Jon Klemm has been hired to coach and coach he will, as Hardy Sauter’s new assistant with the Spokane Chiefs.
But frankly, he could be on salary as example-in-residence.
Is there a bored star who thinks he’s ready for the National Hockey League right now? A winger pouting at having to take shifts on the blue line? An undrafted defenseman hoping a few extra goals might get him noticed, even at the expense of his team?
Well, fellas – take a look over there at Coach Klemm.
Or maybe you don’t want a 13-year career in the NHL and a couple of Stanley Cups?
A rookie again at the age of 39, Jon Klemm knows he’s an empty slate as a coach. But then, no matter how many shifts he pulled in NHL stays with Colorado, Chicago, Dallas and Los Angeles, he always felt pretty much the same way.
“I was learning right through my last game,” he said.
And now it’s his turn to teach.
Nothing all so novel – frankly, Klemm’s message will be pretty much the same one the Chiefs have been hearing since peewee, a variation on the work-hard-and-do-things- the- right-way theme. But coming from someone who’s been places the young Chiefs want to go – and stayed for so long – gives Klemm the kind of credibility that Dave Brubeck would have teaching “Chopsticks” to beginners.
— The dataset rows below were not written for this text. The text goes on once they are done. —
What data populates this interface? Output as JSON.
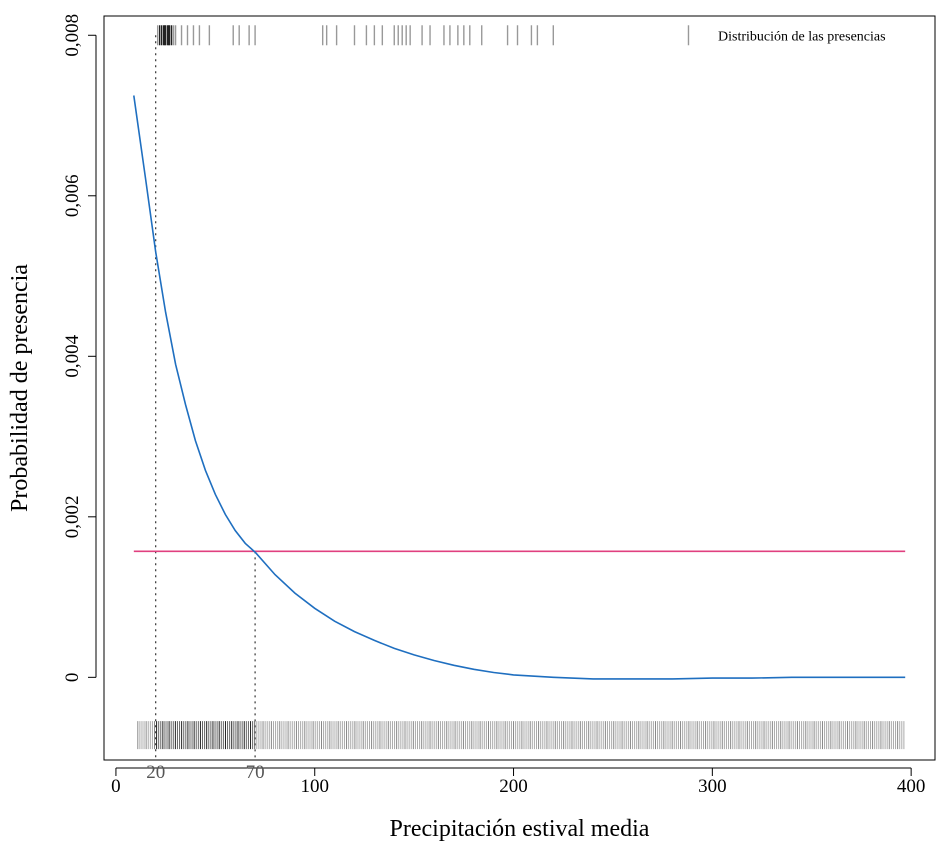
{
  "chart_data": {
    "type": "line",
    "xlabel": "Precipitación estival media",
    "ylabel": "Probabilidad de presencia",
    "xlim": [
      -6,
      412
    ],
    "ylim": [
      -0.00103,
      0.00824
    ],
    "x_ticks": [
      {
        "value": 0,
        "label": "0"
      },
      {
        "value": 100,
        "label": "100"
      },
      {
        "value": 200,
        "label": "200"
      },
      {
        "value": 300,
        "label": "300"
      },
      {
        "value": 400,
        "label": "400"
      }
    ],
    "x_ref_ticks": [
      {
        "value": 20,
        "label": "20"
      },
      {
        "value": 70,
        "label": "70"
      }
    ],
    "y_ticks": [
      {
        "value": 0,
        "label": "0"
      },
      {
        "value": 0.002,
        "label": "0,002"
      },
      {
        "value": 0.004,
        "label": "0,004"
      },
      {
        "value": 0.006,
        "label": "0,006"
      },
      {
        "value": 0.008,
        "label": "0,008"
      }
    ],
    "grid": false,
    "series": [
      {
        "color": "#1f6fc0",
        "x": [
          9,
          15,
          20,
          25,
          30,
          35,
          40,
          45,
          50,
          55,
          60,
          65,
          70,
          80,
          90,
          100,
          110,
          120,
          130,
          140,
          150,
          160,
          170,
          180,
          190,
          200,
          220,
          240,
          260,
          280,
          300,
          320,
          340,
          360,
          380,
          397
        ],
        "y": [
          0.00725,
          0.0062,
          0.0053,
          0.00455,
          0.0039,
          0.0034,
          0.00295,
          0.00258,
          0.00228,
          0.00203,
          0.00183,
          0.00167,
          0.00156,
          0.00128,
          0.00105,
          0.00086,
          0.0007,
          0.00057,
          0.00046,
          0.00036,
          0.00028,
          0.00021,
          0.00015,
          0.0001,
          6e-05,
          3e-05,
          0.0,
          -2e-05,
          -2e-05,
          -2e-05,
          -1e-05,
          -1e-05,
          0.0,
          0.0,
          0.0,
          0.0
        ]
      }
    ],
    "threshold": {
      "y": 0.00157,
      "x_start": 9,
      "x_end": 397,
      "color": "#e0407f"
    },
    "reference_lines": [
      {
        "x": 20,
        "y_top": 0.008
      },
      {
        "x": 70,
        "y_top": 0.00157
      }
    ],
    "presence_rug": {
      "y": 0.008,
      "label": "Distribución de las presencias",
      "values": [
        21,
        22,
        23,
        24,
        24.5,
        25,
        26,
        26.5,
        27,
        28,
        29,
        30,
        33,
        36,
        39,
        42,
        47,
        59,
        62,
        67,
        70,
        104,
        106,
        111,
        120,
        126,
        130,
        134,
        140,
        142,
        144,
        146,
        148,
        154,
        158,
        165,
        168,
        172,
        175,
        178,
        184,
        197,
        202,
        209,
        212,
        220,
        288
      ]
    },
    "absence_rug": {
      "y": -0.00072,
      "x_from": 11,
      "x_to": 397,
      "step": 1.05,
      "dense_from": 20,
      "dense_to": 70
    }
  }
}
Particularly since Klemm was one of them, too – and has a Memorial Cup ring as further validation.
The 1991 Chiefs set what once was assumed to be an unreachable standard here – a relentless offense triggered by goal machines Pat Falloon and Ray Whitney and a risk-taking style made possible by Trevor Kidd as a backstop. What always was overlooked was the steadying hand of the quiet captain and his abilities as a playmaker, as 58 assists that year suggest.
“That whole last year in Spokane, I really wasn’t sure what the future held,” Klemm recalled. “I hadn’t been drafted. I wasn’t sure there would be any interest in me at all. But when you have a team like that one, there are obviously going to be scouts and people watching you the whole time.
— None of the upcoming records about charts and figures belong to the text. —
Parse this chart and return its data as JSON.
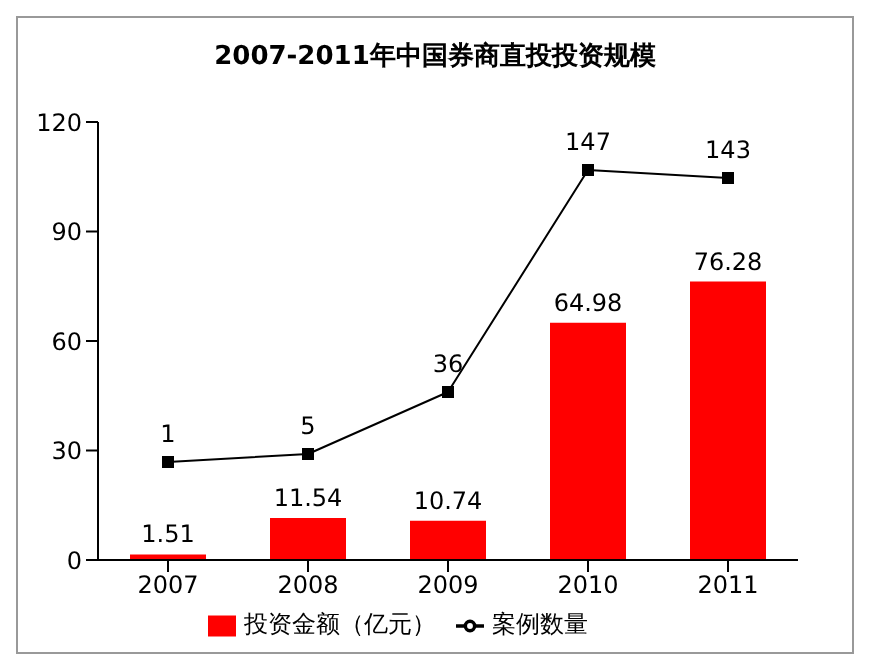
{
  "chart_data": {
    "type": "bar",
    "title": "2007-2011年中国券商直投投资规模",
    "categories": [
      "2007",
      "2008",
      "2009",
      "2010",
      "2011"
    ],
    "series": [
      {
        "name": "投资金额（亿元）",
        "color": "#ff0000",
        "values": [
          1.51,
          11.54,
          10.74,
          64.98,
          76.28
        ]
      },
      {
        "name": "案例数量",
        "type": "line",
        "color": "#000000",
        "axis": "y2",
        "marker": "square",
        "values": [
          1,
          5,
          36,
          147,
          143
        ]
      }
    ],
    "ylim": [
      0,
      120
    ],
    "yticks": [
      0,
      30,
      60,
      90,
      120
    ],
    "y2lim": [
      -48,
      171
    ],
    "data_labels": true,
    "legend": "bottom"
  }
}
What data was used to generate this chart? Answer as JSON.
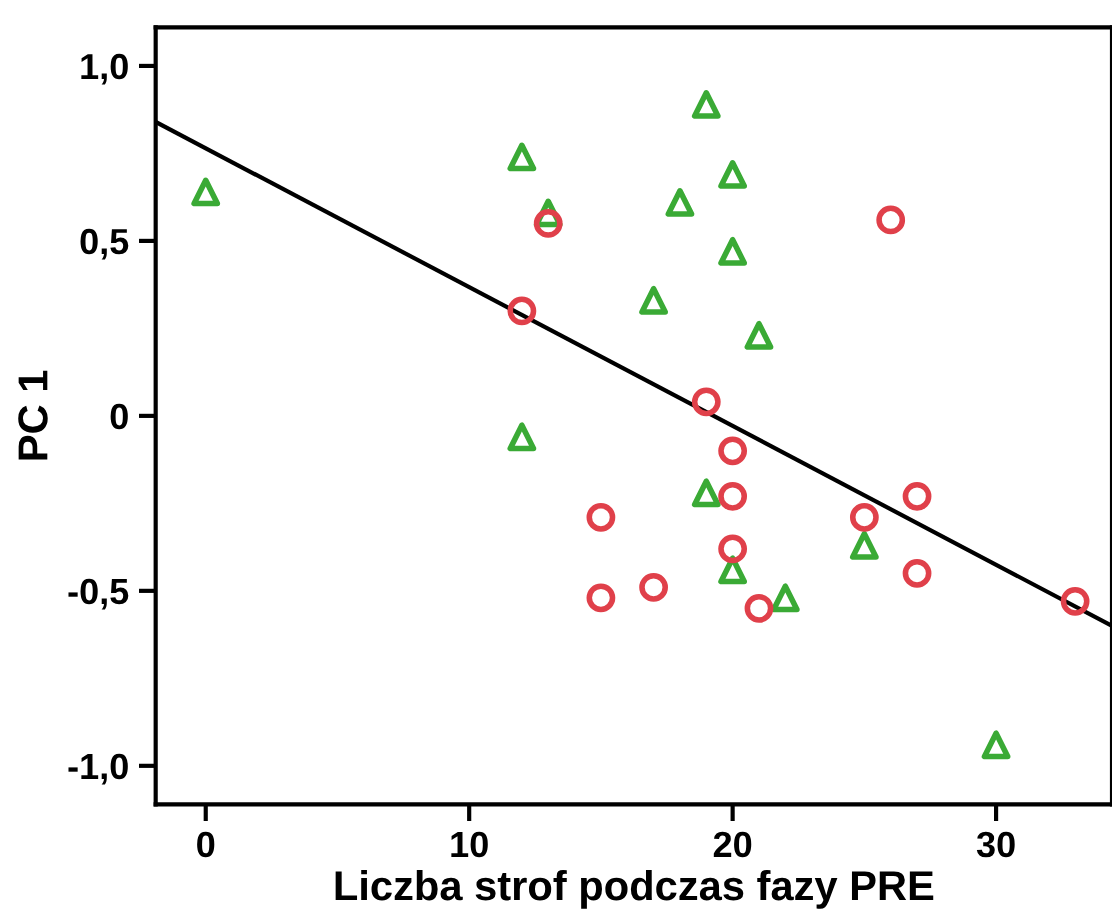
{
  "chart_data": {
    "type": "scatter",
    "xlabel": "Liczba strof podczas fazy PRE",
    "ylabel": "PC 1",
    "xlim": [
      -1.9,
      34.4
    ],
    "ylim": [
      -1.11,
      1.11
    ],
    "xticks": [
      0,
      10,
      20,
      30
    ],
    "yticks": [
      {
        "value": 1.0,
        "label": "1,0"
      },
      {
        "value": 0.5,
        "label": "0,5"
      },
      {
        "value": 0,
        "label": "0"
      },
      {
        "value": -0.5,
        "label": "-0,5"
      },
      {
        "value": -1.0,
        "label": "-1,0"
      }
    ],
    "grid": false,
    "legend": false,
    "series": [
      {
        "marker": "triangle",
        "color": "#3aaa35",
        "x": [
          0,
          12,
          13,
          19,
          20,
          18,
          20,
          17,
          21,
          12,
          19,
          20,
          22,
          25,
          30
        ],
        "values": [
          0.64,
          0.74,
          0.58,
          0.89,
          0.69,
          0.61,
          0.47,
          0.33,
          0.23,
          -0.06,
          -0.22,
          -0.44,
          -0.52,
          -0.37,
          -0.94
        ]
      },
      {
        "marker": "circle",
        "color": "#e0404a",
        "x": [
          13,
          12,
          26,
          19,
          20,
          20,
          25,
          27,
          15,
          15,
          17,
          20,
          21,
          27,
          33
        ],
        "values": [
          0.55,
          0.3,
          0.56,
          0.04,
          -0.1,
          -0.23,
          -0.29,
          -0.23,
          -0.29,
          -0.52,
          -0.49,
          -0.38,
          -0.55,
          -0.45,
          -0.53
        ]
      },
      {
        "type": "line",
        "marker": "none",
        "line_style": "solid",
        "color": "#000000",
        "x": [
          -1.9,
          34.4
        ],
        "values": [
          0.84,
          -0.6
        ]
      }
    ]
  }
}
“Teams that don’t go that far don’t get that.”
So, kids, let that be lesson No. 1.
Lesson No. 2? Try patience.
Klemm signed with the old Quebec Nordiques organization – now Colorado – and spent four years in AHL outposts Halifax and Cornwall, and grateful for every game he played there.
“That first year of pro, I didn’t notice that much of a difference in the game,” he said. “Guys were bigger and stronger, but they’re still young players. It’s the jump from the AHL to the NHL that’s the big one and you’ve got to be really prepared. I needed that time to work on my game and get better. I wasn’t ready.”
In 1996, when he finally stuck, he was ready – to a point. In their first season after relocation from Quebec, the Avalanche turned out to be the perfect storm – blowing through the playoffs and sweeping the Stanley Cup final over Florida with Klemm, who spent the season swinging between defense and wing, scoring a pair of goals in a Game 2 blowout.
Five years later, the Avalanche finally answered the followup question, and Klemm seems to regard the second time as the more gratifying.
Among other things, that was the series that gave Ray Bourque his only Cup win in 22 years, got goaltender Patrick Roy the record for wins and saw the Avalanche survive a pair of Game 7s, including against New Jersey in the final.
“But mostly I was just able to enjoy it more,” Klemm said. “That first year, I was just happy to be there in this position and too unaware to think about what was happening. The second time around, I put a little more pressure on myself to perform – but I could also enjoy the moment.”
The Chiefs have been in existence long enough now to have recycled ex-players as assistants – like Sauter himself – but none have had either Klemm’s depth of experience or success.
“I hope that has some impact,” he said. “I know when I was that age, I would have loved to be around someone who’d played a long time in the NHL and won at that level. I know I would have paid attention because that’s where I wanted to go.”
He’s been there, and now he’s back. It should get someone’s attention.